Now you can easily see how Google created that snippet. Just click the link at the bottom of the snippet. In the case above, the link is ‘12 Best Architecture Software Programs for Beginners.’
Once you get there, right-click and select ‘view page source’.
Then search for the items in the bulleted list.
From experience, you’ll either find a bulleted list or you’ll find all the items in the list in the headers. Most commonly H2s or H3s.
Once you’ve figured out how Google created the snippet, create something similar. If Google is drawing a bulleted list from a list, create one on your page.
PAA SEO: The Big Picture
You should now understand how Google creates People Also Ask boxes, starting with how the semantic search engine analyzes search queries and creates query databases and how queries are ranked according to popularity and relevance.
You should also understand how to use People Also Ask boxes as part of your SEO traffic strategy to bring targeted traffic to your site.
It’s now up to you to test this strategy and see how it works for your business.

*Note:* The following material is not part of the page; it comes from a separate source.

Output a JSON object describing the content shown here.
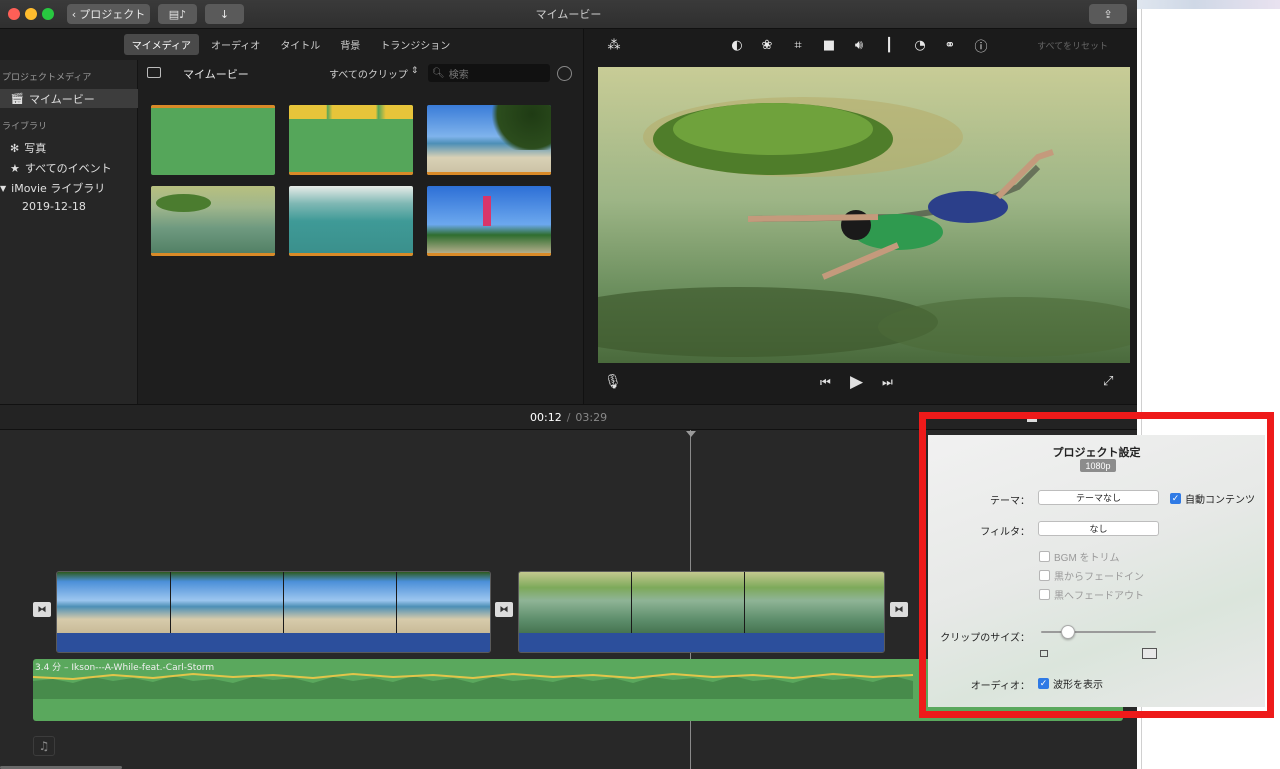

How do you track People Also Ask?
The easiest way to track Google’s People Also Ask feature is to use the Rank Ranger SERP Feature Monitor. The tool shows you a visual graph of all the URLs ranking over time. You’ll see how volatile the various queries are. You can also use it to see any and all changes Google is making to the title, description, and ranking of the various URLs. This will help you create the best answer for your People Also Ask content.

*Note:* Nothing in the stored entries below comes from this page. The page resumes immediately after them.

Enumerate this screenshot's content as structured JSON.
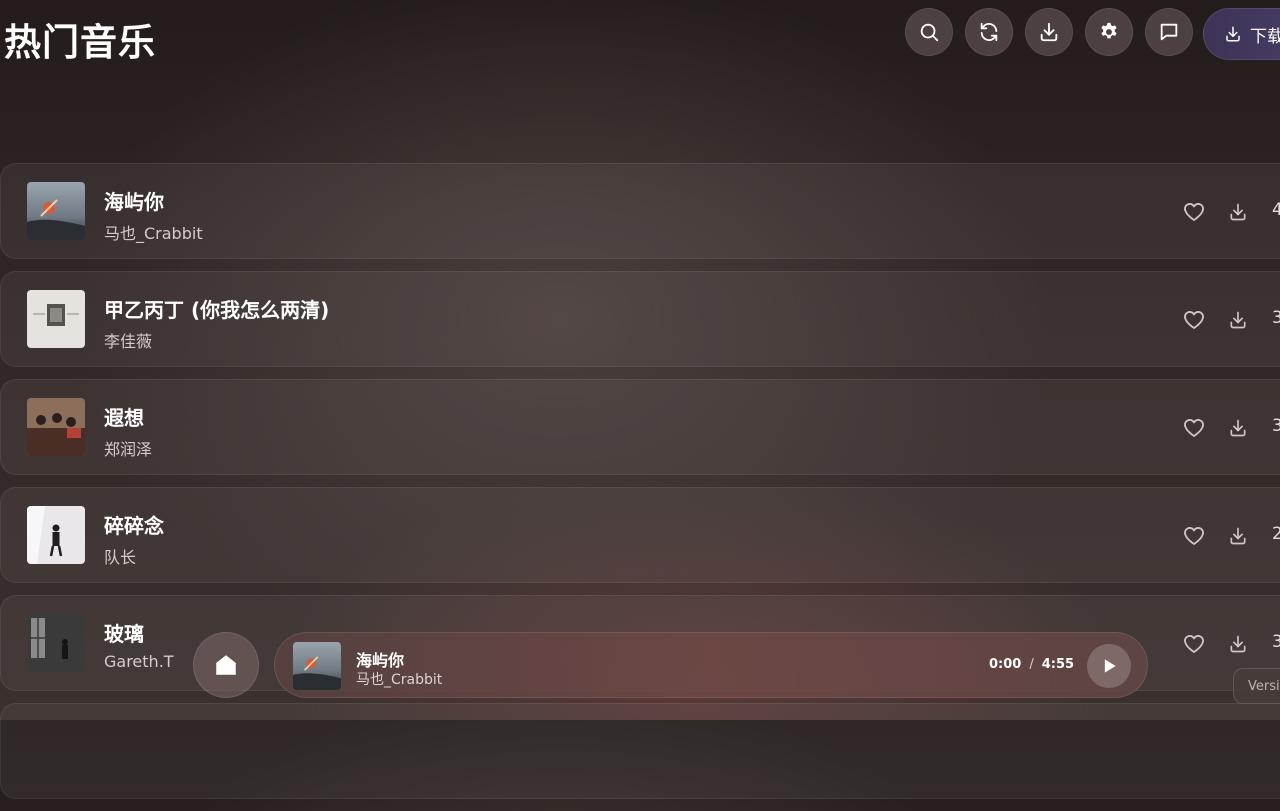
{
  "header": {
    "title": "热门音乐",
    "icons": [
      "search-icon",
      "refresh-icon",
      "download-icon",
      "gear-icon",
      "chat-icon"
    ],
    "download_button": "下载"
  },
  "songs": [
    {
      "title": "海屿你",
      "artist": "马也_Crabbit",
      "duration": "4"
    },
    {
      "title": "甲乙丙丁 (你我怎么两清)",
      "artist": "李佳薇",
      "duration": "3"
    },
    {
      "title": "遐想",
      "artist": "郑润泽",
      "duration": "3"
    },
    {
      "title": "碎碎念",
      "artist": "队长",
      "duration": "2"
    },
    {
      "title": "玻璃",
      "artist": "Gareth.T",
      "duration": "3"
    }
  ],
  "player": {
    "title": "海屿你",
    "artist": "马也_Crabbit",
    "current_time": "0:00",
    "separator": "/",
    "total_time": "4:55"
  },
  "version_label": "Versi",
  "colors": {
    "accent": "#3e3356",
    "background": "#2e2524"
  }
}
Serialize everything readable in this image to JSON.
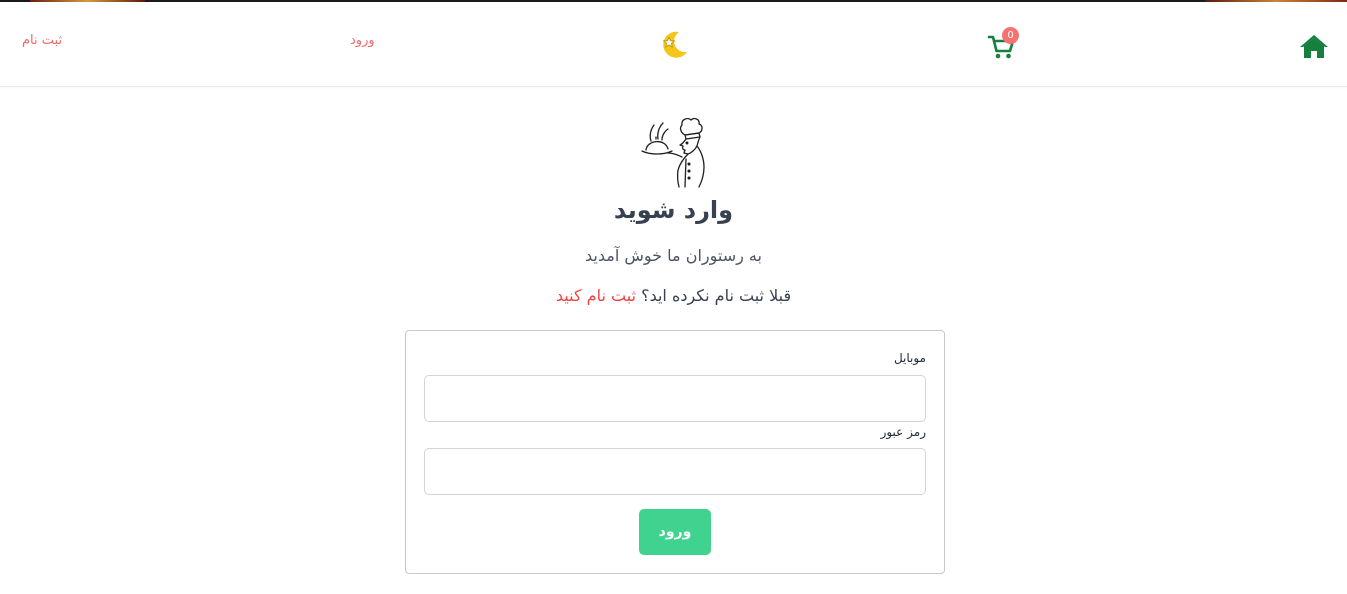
{
  "nav": {
    "register_label": "ثبت نام",
    "login_label": "ورود",
    "cart_count": "0",
    "theme_icon": "moon-star-icon",
    "cart_icon": "cart-icon",
    "home_icon": "home-icon"
  },
  "hero": {
    "logo_icon": "chef-icon",
    "title": "وارد شوید",
    "welcome": "به رستوران ما خوش آمدید",
    "no_account_text": "قبلا ثبت نام نکرده اید؟",
    "register_link": "ثبت نام کنید"
  },
  "form": {
    "mobile_label": "موبایل",
    "mobile_value": "",
    "password_label": "رمز عبور",
    "password_value": "",
    "submit_label": "ورود"
  },
  "colors": {
    "accent_red": "#ef6b6b",
    "accent_green": "#3fd38f",
    "home_green": "#15803d",
    "moon_yellow": "#f5c518"
  }
}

What does People Also Ask mean on Google?
The “People Also Ask” feature is a SERP feature that displays questions topically related to the user’s search query.
This provides users with additional context related to their original query. By clicking on any of the related questions, users can expand the box to reveal a short answer or summary.
The “People Also Ask” feature is intended to help users discover new and relevant information and broaden their understanding of the topic they are researching. It can also help users refine their search queries and get more specific information.
How do you use people also ask?
To use the “People Also Ask” feature on Google, follow these steps:
- Enter your search query in the search bar
- Scroll down the search results page, to see the “People Also Ask” box
- Click on the drop-down arrow next to any of the questions to reveal a brief answer or summary related to that question
- If the answer is helpful, click on the link to read more about the topic, or click on “Back to Questions” to see more related questions
- Click on any of the related questions in the “People Also Ask” box to expand the box and see more questions related to your search query
By using the “People Also Ask” feature, you can discover new information related to your search query and explore related topics that may be of interest to you. It’s a helpful way to expand your knowledge on a particular subject and get more information on the topics that matter to you.